Bu devrimi anlatan bir kitap hazırlattım. ''Sessiz Devrim'' adını taşıyor. Yakında bu kitap Arapça ve İngilizce tercümeleriyle birlikte yayınlanacak. Siz Libyalılar burada bir halk devrimi yaptınız.
Mısır, Tunus ve Yemen'de halk devrimleri yapıldı. Biz de bir devrim yaptık ama biz bu devrimi demokratik işleyiş içinde yaptık. AK Parti hükümeti olarak hukuk ve demokrasi çerçevesinde milletle birlikte bir devrim yaptık.

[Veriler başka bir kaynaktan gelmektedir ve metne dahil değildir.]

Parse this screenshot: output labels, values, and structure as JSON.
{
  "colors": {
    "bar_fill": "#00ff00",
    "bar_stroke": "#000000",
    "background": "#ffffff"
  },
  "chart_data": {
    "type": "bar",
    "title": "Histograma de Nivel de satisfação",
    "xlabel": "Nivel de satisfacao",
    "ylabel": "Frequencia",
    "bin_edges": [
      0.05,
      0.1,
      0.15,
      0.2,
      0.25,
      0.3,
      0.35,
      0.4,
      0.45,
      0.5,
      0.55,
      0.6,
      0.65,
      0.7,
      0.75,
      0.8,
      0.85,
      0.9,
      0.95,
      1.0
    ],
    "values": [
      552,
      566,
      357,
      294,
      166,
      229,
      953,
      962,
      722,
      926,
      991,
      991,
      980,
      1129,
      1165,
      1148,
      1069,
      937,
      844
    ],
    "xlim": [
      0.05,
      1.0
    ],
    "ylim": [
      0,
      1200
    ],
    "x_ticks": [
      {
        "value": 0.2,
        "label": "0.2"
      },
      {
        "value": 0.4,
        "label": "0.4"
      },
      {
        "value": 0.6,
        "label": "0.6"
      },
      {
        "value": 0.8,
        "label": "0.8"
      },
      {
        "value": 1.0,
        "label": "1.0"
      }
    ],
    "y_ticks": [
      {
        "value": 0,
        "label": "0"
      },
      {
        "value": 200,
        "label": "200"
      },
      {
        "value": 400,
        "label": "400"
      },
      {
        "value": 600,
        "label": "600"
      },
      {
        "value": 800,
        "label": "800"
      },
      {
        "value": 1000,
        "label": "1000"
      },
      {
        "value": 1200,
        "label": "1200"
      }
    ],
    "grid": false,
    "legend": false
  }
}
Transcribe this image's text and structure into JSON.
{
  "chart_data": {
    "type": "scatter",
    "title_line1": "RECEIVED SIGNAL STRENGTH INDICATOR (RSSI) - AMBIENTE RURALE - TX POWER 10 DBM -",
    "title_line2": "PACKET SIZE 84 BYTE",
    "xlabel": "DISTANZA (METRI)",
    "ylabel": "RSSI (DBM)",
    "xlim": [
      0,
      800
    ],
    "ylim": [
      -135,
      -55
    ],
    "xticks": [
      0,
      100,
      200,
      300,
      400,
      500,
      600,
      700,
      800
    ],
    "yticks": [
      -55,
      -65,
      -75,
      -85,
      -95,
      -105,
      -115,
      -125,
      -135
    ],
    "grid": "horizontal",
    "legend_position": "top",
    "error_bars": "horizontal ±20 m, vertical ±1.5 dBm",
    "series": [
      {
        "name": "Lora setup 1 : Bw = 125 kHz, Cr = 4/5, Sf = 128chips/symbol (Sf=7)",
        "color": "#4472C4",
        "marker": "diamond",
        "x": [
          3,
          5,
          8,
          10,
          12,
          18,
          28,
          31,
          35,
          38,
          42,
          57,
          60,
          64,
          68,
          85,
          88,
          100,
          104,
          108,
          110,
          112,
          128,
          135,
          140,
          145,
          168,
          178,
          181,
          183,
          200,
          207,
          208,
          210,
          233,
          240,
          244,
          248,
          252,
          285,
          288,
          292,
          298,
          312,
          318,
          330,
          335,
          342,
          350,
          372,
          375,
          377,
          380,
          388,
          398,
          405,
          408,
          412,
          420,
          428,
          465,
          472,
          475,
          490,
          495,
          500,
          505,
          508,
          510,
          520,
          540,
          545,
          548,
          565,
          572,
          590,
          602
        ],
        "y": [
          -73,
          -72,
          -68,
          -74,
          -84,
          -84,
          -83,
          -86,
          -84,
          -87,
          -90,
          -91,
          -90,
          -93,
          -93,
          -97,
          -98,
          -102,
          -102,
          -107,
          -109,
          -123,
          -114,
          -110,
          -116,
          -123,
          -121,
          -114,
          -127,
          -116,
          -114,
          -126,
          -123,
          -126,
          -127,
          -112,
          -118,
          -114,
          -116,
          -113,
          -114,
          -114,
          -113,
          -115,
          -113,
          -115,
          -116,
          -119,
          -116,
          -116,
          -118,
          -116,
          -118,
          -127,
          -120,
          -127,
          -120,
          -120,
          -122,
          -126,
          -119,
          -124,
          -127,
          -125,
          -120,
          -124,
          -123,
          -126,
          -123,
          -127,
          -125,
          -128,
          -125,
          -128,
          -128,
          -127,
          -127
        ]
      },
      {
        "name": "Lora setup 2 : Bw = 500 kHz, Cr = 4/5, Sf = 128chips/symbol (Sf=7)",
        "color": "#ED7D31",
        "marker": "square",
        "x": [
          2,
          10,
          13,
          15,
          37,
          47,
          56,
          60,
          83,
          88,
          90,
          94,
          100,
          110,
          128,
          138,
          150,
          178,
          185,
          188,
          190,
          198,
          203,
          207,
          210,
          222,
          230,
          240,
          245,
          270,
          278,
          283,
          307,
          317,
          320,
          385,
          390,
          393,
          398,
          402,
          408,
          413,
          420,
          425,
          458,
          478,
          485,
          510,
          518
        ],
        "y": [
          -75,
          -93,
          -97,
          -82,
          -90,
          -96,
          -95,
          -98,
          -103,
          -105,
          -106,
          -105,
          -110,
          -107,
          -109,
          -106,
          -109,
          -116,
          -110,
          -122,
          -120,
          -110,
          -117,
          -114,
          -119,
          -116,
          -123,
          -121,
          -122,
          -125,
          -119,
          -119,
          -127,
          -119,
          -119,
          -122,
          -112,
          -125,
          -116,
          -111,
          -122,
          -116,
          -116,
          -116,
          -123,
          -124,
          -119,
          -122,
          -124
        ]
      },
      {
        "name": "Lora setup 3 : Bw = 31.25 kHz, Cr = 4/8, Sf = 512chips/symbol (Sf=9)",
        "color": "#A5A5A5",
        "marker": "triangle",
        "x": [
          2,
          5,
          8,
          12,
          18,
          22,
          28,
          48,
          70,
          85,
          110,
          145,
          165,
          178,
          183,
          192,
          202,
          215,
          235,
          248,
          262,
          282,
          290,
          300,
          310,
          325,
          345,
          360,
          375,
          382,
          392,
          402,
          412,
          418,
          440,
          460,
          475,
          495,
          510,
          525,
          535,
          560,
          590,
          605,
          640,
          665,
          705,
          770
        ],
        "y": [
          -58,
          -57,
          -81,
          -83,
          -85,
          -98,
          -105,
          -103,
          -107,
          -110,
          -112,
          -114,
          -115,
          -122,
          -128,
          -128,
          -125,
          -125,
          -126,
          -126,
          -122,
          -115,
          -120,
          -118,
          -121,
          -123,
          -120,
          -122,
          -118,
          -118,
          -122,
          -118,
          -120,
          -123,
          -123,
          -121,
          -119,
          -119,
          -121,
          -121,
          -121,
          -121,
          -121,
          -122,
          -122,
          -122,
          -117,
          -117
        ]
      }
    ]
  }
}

YÜZDE 50'NİN DESTEĞİYLE YAPTIK
Halk meydanlarda toplanmadı ama bize reyini verdi. Her seçimde daha fazla destek ve oy verdi. Son seçimde yüzde 50'nin desteğini alarak, yine millete dayanarak ve onun gücünü arkamızda hissederek yaptık bu devrimi.''
AK Parti tecrübesinin başarısının temelinde insan ve halk odaklı siyaset yapma tarzının etkin olduğunu söyleyen Atalay, ''Haksızlıklara ve zulme karşı koymak ve dürüst politika izlemek, sizi halka yakın kılıyor. Doğrusu Türkiye'de büyük haksızlıklar, adaletsizlikler, zulüm ve işkence vardı. Her kesimin kendine göre karşı karşıya olduğu zorluklar ve baskılar vardı. Dinini yaşamak isteyen kız öğrencilerimiz okullara alınmıyordu. Belli nüfus kesimlerimiz anadilini konuşamıyordu. Anadilini okullarda öğrenemiyor ve konuşamıyorlardı. Kendi dilinde gazete çıkaramıyor, radyo ve tv yayını yapamıyordu. Biz bütün bunları kaldırdık. Yani Türkiye'de demokrasi mücadelesi derken, bütün vatandaş kesimlerini kucakladık, hepsinin en özgür şekilde yaşaması için bütün engelleri kaldırdık. Bütün tabular yıkıldı, yasaklar kalktı. Türkiye'yi gerçek bir açık toplum yapmak için elimizden geleni yaptık" ifadelerini kullandı.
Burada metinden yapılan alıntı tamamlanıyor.